Dans sa tribune dans le Nouvel Observateur, Stéphane Marsan défend les littératures de l’imaginaire, et de ce marché non reconnu en France. La fantasy ? La science fiction ? Chut, c’est pour les enfants, pas pour les adultes à la tête bien sur les épaules ! Et pourtant….

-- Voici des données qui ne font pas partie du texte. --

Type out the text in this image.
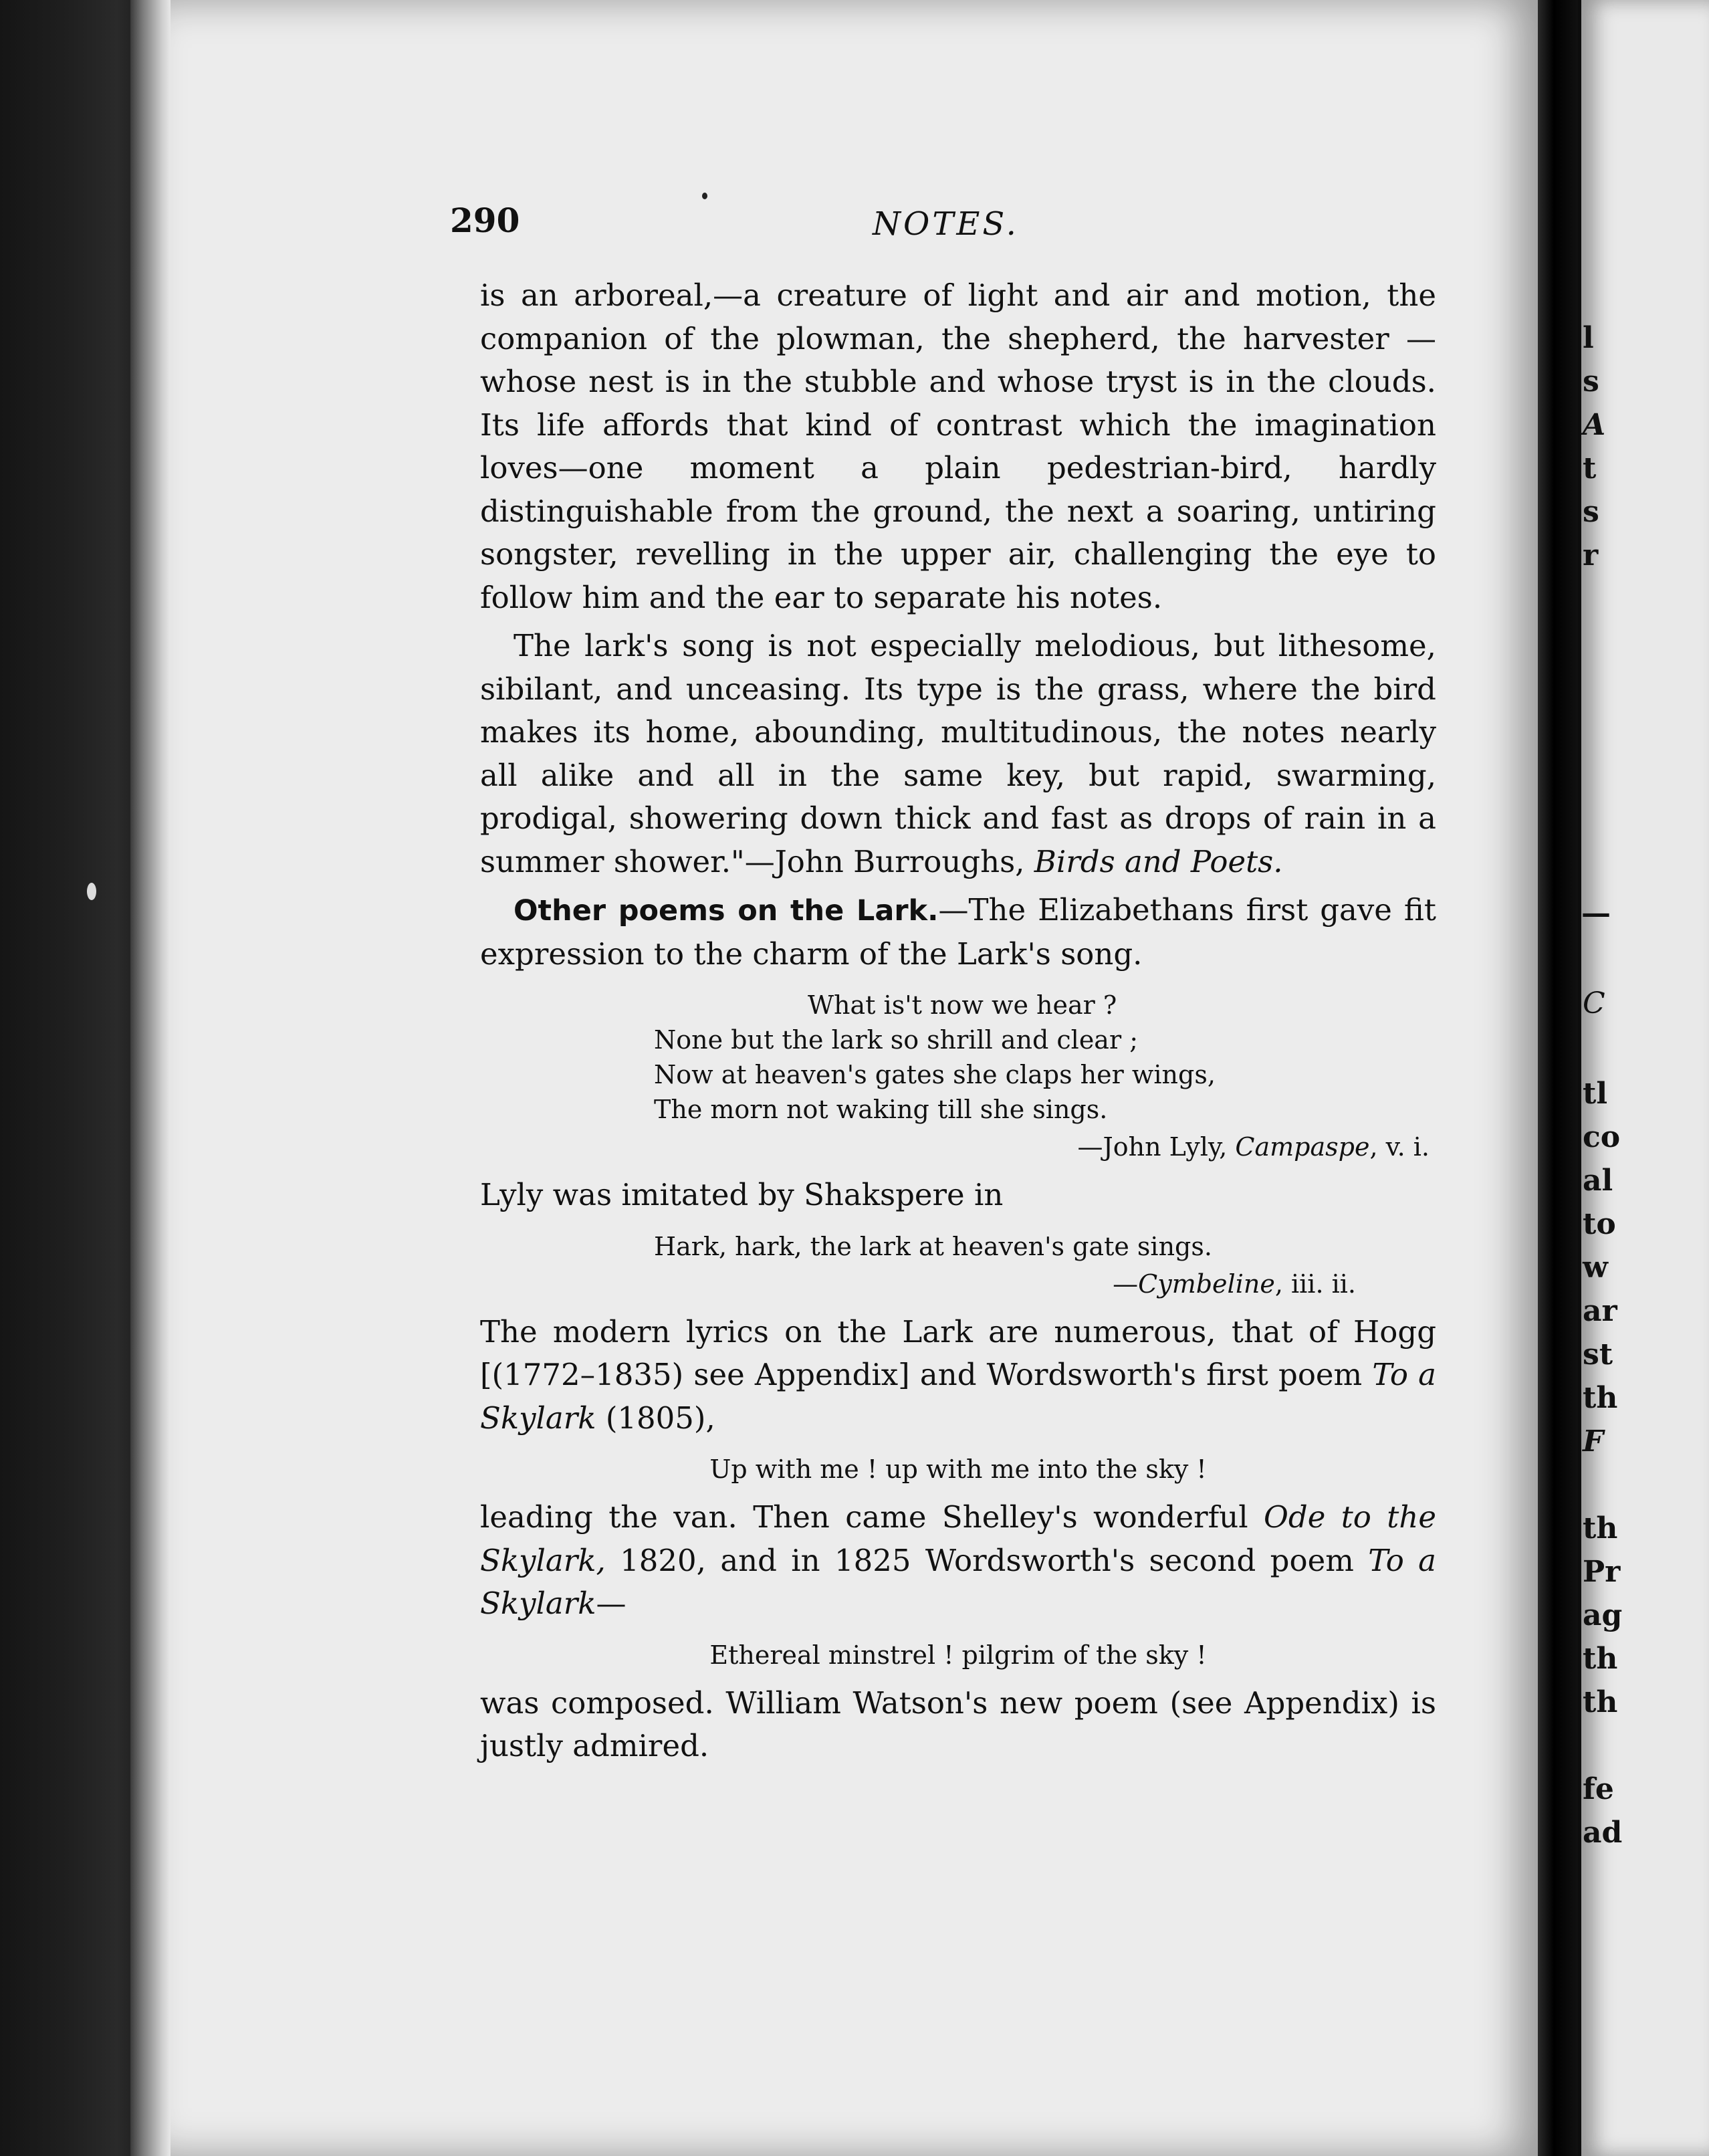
290	NOTES.

is an arboreal,—a creature of light and air and motion, the companion of the plowman, the shepherd, the harvester —whose nest is in the stubble and whose tryst is in the clouds. Its life affords that kind of contrast which the imagination loves—one moment a plain pedestrian-bird, hardly distinguishable from the ground, the next a soaring, untiring songster, revelling in the upper air, challenging the eye to follow him and the ear to separate his notes.

The lark's song is not especially melodious, but lithesome, sibilant, and unceasing. Its type is the grass, where the bird makes its home, abounding, multitudinous, the notes nearly all alike and all in the same key, but rapid, swarming, prodigal, showering down thick and fast as drops of rain in a summer shower."—John Burroughs, Birds and Poets.

Other poems on the Lark.—The Elizabethans first gave fit expression to the charm of the Lark's song.

What is't now we hear ?
None but the lark so shrill and clear ;
Now at heaven's gates she claps her wings,
The morn not waking till she sings.
—John Lyly, Campaspe, v. i.

Lyly was imitated by Shakspere in

Hark, hark, the lark at heaven's gate sings.
—Cymbeline, iii. ii.

The modern lyrics on the Lark are numerous, that of Hogg [(1772–1835) see Appendix] and Wordsworth's first poem To a Skylark (1805),

Up with me ! up with me into the sky !

leading the van. Then came Shelley's wonderful Ode to the Skylark, 1820, and in 1825 Wordsworth's second poem To a Skylark—

Ethereal minstrel ! pilgrim of the sky !

was composed. William Watson's new poem (see Appendix) is justly admired.

l
s
A
t
s
r
—
C
tl
co
al
to
w
ar
st
th
F
th
Pr
ag
th
th
fe
ad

1. La France n’a pas de problème avec l’imaginaire mais avec la jeunesse et le peuple

Il n’y a que les soixante huitards attardés ou les bobo-pseudo intello parisiens pour aimer lire le dernier Goncourt. Car récapitulons :

  • Goncourt 2017 : un roman de l’invasion de l’Autriche par les nazis.
  • Goncourt 2016 : thriller sur une nounou qui tue les deux enfants en bas âge dont elle avait la charge
  • Goncourt 2015 : un insomniaque revisitant des souvenirs d’Orient
  • Goncourt 2014 : l’engagement de Georges Bernanos au côté des républicains espagnols pendant la guerre d’Espagne
  • Goncourt 2013 : une lutte de deux poilus pour leur survie dans la France d’après guerre.
  • Goncourt 2012 : la vie dans un bar corse bouleversé par les nouveaux propriétaires.

Je vais m’arrêter là, je crois. Achevez-moi s’il vous plaît.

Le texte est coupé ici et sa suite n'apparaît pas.